I understand your dilemma. I have a 15 year old son (white as rice), who's best friend since kindergarten is a first generation American citizen, born to parents, who fled a life in Communist China to make a new life in America, for their children.

My son's best friend is a wonderful, kind, smart, and admirable young man, and I have encouraged this friendship for him, my son and our entire family. I love him like a son, but it has been a struggle to reconcile his very rigid parents treatment of him and his younger brother.

I have actively tried over the course of 11 years to gain the trust of his mother, to prove that her son would be safe with me and my son...enjoying the simple events of elementary school through high school, that best friends do together.

I have learned that we cannot understand the deep set ideals of other cultures, and our young generation has moved into Western culture by choice. Your parents ideals of the correct body size and type is what they have been taught.

The western culture says differantly...it is OK to just be you. I think your best move is to be an active healthy young man, and share your confidence in yourself with your parents in a kind, patient, and loving way. Prove to them that you are fine, just as you are. Remember to thank them for giving you a chance to live in this new and open world. I imagine your parents made some very difficult and brave decisions, and your generation is lucky to get to change the world.

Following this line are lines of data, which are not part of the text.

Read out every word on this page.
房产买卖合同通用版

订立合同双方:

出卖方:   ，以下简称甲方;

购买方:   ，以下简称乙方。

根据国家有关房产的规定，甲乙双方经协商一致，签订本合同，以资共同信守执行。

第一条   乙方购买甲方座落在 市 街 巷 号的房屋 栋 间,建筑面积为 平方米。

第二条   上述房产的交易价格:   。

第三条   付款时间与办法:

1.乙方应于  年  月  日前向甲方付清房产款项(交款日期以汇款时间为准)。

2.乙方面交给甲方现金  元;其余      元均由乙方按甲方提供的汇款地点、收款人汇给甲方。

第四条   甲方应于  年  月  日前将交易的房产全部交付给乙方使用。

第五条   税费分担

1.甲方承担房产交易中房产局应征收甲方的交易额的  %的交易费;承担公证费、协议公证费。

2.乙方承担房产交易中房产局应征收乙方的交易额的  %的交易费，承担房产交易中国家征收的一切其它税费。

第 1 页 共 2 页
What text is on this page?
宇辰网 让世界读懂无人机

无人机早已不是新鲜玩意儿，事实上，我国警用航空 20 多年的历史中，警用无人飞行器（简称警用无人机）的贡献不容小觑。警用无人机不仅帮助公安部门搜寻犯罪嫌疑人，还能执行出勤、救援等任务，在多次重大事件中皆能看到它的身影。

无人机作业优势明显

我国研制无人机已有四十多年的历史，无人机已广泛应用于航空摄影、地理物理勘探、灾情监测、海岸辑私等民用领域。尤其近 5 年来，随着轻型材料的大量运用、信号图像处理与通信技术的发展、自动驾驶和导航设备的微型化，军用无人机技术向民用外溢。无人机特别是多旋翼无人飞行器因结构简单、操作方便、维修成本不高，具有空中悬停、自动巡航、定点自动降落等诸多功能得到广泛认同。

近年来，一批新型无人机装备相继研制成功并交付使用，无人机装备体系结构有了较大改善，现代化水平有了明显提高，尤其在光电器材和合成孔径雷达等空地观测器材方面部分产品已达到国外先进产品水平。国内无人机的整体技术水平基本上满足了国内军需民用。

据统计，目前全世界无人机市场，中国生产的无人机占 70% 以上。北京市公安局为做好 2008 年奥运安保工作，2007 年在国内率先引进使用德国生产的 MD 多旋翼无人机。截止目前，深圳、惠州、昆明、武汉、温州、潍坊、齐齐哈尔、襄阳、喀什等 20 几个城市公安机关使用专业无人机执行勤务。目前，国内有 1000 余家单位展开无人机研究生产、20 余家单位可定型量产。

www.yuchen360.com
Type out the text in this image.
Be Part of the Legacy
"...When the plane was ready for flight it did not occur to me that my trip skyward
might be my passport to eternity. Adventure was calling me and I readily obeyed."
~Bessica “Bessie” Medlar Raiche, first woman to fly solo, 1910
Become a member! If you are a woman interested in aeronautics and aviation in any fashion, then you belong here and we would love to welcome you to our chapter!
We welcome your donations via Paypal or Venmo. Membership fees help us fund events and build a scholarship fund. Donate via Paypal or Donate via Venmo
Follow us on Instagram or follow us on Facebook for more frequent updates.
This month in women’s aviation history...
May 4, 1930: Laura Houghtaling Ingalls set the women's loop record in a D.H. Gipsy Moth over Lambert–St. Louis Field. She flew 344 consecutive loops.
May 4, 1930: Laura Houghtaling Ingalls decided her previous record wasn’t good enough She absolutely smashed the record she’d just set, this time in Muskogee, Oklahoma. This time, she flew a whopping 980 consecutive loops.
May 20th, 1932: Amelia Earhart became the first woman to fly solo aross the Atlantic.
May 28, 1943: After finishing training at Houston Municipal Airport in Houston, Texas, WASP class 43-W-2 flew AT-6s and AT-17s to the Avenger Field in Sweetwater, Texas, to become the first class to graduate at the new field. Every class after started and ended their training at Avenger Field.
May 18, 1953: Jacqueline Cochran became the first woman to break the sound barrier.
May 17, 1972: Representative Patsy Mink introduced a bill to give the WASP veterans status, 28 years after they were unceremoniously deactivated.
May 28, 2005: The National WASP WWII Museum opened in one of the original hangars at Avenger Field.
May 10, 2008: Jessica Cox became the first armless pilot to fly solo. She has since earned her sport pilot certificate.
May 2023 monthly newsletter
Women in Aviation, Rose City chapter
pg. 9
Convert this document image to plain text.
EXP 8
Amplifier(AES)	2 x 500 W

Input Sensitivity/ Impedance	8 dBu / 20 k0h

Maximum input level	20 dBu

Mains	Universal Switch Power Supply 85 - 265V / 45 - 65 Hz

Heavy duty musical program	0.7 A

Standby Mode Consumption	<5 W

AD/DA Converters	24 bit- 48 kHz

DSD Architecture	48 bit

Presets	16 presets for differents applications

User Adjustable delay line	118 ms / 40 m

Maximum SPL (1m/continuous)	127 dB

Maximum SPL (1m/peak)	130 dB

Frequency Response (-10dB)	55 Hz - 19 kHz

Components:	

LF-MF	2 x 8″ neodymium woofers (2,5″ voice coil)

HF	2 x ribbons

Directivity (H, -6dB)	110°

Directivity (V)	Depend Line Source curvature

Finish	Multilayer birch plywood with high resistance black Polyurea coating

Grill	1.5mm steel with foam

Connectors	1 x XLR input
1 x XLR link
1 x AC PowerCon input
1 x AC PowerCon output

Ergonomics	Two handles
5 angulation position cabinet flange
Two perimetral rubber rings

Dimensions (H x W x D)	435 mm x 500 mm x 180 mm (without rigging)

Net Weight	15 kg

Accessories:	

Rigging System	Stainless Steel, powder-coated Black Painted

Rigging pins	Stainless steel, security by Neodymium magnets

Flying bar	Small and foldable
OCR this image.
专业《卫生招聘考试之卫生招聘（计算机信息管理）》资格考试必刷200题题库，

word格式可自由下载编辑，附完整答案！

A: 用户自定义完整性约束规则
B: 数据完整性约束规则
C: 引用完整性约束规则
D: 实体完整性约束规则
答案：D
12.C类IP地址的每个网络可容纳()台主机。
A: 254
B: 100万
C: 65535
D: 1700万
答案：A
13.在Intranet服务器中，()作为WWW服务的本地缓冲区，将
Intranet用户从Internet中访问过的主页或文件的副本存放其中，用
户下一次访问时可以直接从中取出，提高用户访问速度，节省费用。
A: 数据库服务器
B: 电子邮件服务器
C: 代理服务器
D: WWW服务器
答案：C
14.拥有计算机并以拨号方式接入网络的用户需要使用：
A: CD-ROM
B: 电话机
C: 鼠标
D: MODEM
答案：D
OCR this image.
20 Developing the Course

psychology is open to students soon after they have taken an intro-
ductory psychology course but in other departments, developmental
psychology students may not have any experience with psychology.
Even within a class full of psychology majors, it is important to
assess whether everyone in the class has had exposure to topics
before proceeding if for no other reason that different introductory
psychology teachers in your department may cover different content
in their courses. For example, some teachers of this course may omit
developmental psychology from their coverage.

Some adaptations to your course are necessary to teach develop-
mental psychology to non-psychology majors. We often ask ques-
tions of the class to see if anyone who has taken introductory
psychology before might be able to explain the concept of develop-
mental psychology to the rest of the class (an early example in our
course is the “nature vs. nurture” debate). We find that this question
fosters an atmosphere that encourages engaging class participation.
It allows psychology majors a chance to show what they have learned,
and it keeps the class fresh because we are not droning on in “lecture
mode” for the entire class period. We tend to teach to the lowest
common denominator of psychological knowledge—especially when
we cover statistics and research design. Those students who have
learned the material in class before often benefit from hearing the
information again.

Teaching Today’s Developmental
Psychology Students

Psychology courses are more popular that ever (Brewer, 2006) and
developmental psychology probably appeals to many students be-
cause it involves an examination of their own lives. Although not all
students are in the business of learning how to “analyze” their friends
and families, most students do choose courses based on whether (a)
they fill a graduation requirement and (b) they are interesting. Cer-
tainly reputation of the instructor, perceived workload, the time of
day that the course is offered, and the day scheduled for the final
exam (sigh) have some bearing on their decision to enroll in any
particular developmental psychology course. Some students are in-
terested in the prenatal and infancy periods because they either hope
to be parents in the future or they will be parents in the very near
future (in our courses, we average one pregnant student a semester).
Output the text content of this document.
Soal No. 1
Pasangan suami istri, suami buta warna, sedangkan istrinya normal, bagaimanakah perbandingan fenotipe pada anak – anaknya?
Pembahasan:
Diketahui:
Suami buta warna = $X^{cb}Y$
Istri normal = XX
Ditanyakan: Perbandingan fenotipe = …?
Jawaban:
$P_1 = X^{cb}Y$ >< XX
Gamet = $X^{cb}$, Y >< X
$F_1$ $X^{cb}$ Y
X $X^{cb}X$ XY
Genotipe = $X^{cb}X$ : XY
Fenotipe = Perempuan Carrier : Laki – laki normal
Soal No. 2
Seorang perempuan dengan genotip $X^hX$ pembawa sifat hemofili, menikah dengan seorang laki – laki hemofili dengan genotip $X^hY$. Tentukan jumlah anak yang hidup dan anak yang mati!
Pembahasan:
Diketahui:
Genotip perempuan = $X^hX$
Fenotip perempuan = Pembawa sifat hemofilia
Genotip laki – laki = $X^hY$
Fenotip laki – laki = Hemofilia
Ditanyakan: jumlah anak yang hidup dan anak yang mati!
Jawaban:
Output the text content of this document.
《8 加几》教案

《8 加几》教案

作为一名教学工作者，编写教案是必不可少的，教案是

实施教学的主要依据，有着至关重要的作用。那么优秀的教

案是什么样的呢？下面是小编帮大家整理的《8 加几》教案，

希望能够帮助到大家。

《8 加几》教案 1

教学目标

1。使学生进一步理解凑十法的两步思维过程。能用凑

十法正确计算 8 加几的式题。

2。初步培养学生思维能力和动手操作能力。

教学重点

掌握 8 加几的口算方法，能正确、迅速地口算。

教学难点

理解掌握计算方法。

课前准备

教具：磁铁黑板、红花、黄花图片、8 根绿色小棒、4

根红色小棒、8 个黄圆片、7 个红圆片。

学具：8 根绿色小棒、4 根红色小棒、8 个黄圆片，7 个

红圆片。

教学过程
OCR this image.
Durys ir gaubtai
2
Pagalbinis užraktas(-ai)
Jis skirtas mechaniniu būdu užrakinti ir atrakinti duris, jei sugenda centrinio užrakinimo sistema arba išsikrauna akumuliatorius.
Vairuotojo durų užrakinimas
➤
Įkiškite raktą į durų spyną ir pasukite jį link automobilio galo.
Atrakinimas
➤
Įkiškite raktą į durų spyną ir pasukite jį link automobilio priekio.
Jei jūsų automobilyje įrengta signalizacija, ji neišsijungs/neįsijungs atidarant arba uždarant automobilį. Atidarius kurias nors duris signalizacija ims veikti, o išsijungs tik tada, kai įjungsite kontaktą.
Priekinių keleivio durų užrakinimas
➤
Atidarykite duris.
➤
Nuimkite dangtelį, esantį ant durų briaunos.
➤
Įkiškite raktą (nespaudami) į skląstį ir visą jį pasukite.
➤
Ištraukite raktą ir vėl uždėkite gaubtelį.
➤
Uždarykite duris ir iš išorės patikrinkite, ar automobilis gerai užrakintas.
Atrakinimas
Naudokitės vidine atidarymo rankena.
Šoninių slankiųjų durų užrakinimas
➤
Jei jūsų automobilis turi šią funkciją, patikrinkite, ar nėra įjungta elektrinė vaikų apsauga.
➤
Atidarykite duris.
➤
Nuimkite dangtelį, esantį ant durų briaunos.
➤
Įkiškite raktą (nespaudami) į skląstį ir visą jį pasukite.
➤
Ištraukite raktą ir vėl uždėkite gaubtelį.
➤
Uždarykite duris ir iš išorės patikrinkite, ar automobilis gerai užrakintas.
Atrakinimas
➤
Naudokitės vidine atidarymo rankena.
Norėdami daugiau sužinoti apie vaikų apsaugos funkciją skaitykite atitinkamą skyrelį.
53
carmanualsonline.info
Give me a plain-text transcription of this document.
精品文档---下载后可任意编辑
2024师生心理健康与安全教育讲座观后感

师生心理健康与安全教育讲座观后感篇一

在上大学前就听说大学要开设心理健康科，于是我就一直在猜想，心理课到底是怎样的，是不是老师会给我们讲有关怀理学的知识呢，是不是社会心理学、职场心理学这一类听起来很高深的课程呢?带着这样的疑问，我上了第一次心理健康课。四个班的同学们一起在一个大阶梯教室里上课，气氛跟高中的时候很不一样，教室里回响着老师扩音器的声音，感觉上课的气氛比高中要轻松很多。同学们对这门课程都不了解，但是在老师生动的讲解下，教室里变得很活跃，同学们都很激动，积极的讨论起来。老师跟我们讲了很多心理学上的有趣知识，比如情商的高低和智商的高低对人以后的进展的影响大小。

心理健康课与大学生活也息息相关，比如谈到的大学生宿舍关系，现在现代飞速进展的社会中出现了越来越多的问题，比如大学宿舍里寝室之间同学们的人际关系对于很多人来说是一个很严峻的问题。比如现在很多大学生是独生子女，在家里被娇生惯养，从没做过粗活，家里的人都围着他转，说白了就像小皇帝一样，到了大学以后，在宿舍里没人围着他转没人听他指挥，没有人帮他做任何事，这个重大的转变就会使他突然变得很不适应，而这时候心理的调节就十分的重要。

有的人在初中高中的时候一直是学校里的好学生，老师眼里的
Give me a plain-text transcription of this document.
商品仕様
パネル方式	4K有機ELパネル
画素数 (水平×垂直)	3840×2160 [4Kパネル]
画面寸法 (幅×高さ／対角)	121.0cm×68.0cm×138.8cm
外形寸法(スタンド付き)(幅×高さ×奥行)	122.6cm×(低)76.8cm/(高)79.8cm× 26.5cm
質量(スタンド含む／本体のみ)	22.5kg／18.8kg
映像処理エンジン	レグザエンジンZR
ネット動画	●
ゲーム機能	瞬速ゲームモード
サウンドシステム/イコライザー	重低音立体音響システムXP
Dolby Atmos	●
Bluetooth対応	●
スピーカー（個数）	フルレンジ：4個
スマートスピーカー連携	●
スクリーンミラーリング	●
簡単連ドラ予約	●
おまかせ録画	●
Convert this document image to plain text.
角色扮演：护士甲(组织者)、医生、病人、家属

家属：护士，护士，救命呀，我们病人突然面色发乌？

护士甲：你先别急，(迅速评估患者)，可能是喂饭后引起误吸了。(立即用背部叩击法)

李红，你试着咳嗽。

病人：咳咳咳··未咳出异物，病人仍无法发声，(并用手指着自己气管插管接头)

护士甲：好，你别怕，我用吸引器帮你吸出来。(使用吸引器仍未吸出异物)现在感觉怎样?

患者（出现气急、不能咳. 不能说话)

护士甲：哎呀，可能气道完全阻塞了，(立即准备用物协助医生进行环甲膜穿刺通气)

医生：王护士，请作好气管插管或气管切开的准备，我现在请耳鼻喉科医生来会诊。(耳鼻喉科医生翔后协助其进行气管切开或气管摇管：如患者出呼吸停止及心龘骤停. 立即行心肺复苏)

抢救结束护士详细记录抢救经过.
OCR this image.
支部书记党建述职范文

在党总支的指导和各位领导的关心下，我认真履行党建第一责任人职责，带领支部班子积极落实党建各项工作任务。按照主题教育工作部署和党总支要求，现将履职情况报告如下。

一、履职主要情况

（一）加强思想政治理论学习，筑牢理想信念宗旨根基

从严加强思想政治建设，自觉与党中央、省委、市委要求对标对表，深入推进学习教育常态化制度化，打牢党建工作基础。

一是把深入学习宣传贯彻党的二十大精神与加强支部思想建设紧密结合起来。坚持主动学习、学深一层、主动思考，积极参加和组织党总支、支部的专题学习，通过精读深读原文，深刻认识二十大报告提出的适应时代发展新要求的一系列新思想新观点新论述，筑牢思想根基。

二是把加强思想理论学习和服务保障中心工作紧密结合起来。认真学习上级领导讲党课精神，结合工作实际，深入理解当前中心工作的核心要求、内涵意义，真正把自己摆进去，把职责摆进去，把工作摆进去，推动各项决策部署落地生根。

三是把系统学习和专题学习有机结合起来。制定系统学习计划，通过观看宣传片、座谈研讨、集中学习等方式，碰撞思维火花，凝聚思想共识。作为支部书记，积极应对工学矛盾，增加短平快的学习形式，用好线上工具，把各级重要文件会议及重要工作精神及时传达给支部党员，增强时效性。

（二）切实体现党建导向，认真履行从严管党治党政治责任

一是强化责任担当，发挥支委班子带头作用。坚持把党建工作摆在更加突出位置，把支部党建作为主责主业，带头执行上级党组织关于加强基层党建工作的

I know that my family is enriched by the deep and strong cultural influence that my son's best friend brings to us. Although I do not always understand our friends parents, I do respect their decisions, and do my best to bridge the cultural gap. Take the time to teach your parents, it will make you stronger.

You are certainly not near death, you are just beginning to live! You are just in a turning point in life...Time to grow up, and gently help your parents understand that you are perfectly happy, healthy, and excited to learn and grow. I hope that helps.